National savings increase slightly with economic recovery
- The International Monetary Fund (IMF) predicts that the savings rate will continue to improve gradually over the next six years, reaching 13.2% in 2026.
- The IMF predicts that government savings will drop from the currently negative 2.9% to 6% by 2026.
Kenya’s gross national savings are forecast to increase slightly to 8.2% of gross domestic product (GDP) by the end of 2021, from 7.9% the previous year, when job losses and the high cost of life has caused people to eat away at their savings.
The International Monetary Fund (IMF) predicts that the savings rate will continue to improve gradually over the next six years, reaching 13.2% in 2026.
The increase will be supported by the gradual recovery of the economy – and therefore of employment – and by an increase in government savings under the IMF program which aims to reduce budgetary expenditure in an effort to reorganization of state finances.
The IMF predicts that government savings will drop from the currently negative 2.9% to 6% by 2026.
At the same time, personal savings are expected to drop from 10.8% in 2020 to 11.5% in 2021 before falling back to 7.1% by 2026.
The low savings rate is seen as a reflection of lower disposable incomes, higher inflationary pressures and taxation, making it difficult for Kenyans to put money aside for the future.

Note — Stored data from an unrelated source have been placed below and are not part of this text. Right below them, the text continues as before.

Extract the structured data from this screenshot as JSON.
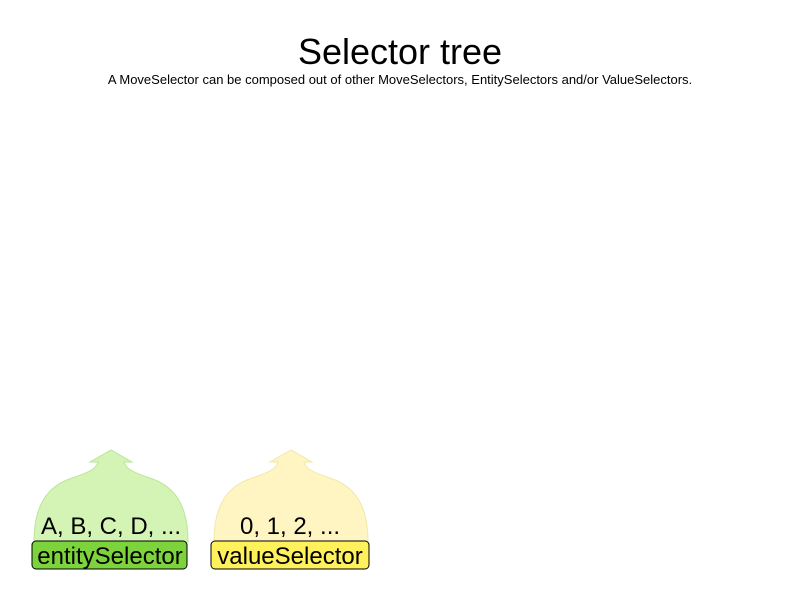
{
  "header": {
    "title": "Selector tree",
    "subtitle": "A MoveSelector can be composed out of other MoveSelectors, EntitySelectors and/or ValueSelectors."
  },
  "selectors": [
    {
      "id": "entity",
      "label": "entitySelector",
      "sample": "A, B, C, D, ...",
      "label_color": "#7dd33c",
      "cloud_color": "#d3f4b5",
      "cloud_stroke": "#b9e69a"
    },
    {
      "id": "value",
      "label": "valueSelector",
      "sample": "0, 1, 2, ...",
      "label_color": "#fff15c",
      "cloud_color": "#fff5c2",
      "cloud_stroke": "#f1e8a8"
    }
  ]
}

The latest data from the Kenya National Bureau of Statistics (KNBS) shows that only 79,909 or 2.9% of the 2.7 million formal workers earn more than Sh 100,000, which is a drop from 84,870 at the end of 2019. due to the impact of Covid-19 on works.
The low savings rate also held back savings products, with banks’ deposit rate falling to 2.55% in May, the lowest since August 2016, when it stood at 1.68%.
Low returns on savings also act as a catalyst for people to save less and cash out their savings and choose to keep their money in assets with higher returns.
The lack of alternatives to the culture of bank deposits also hurts savings capacity, where people are unaware of higher yielding options such as investment funds and fixed income.
In 2017, the government introduced the M-Akiba mobile bond as an alternative savings option to encourage more Kenyans to save money for rainy days.
The retail bond paid a 10% coupon with a minimum subscription amount of 3,000 shillings (normal bonds start at 50,000 shillings) and was tax free, in line with other infrastructure bonds.
The government raised 1 billion shillings through the offers, which attracted 582,572 investors.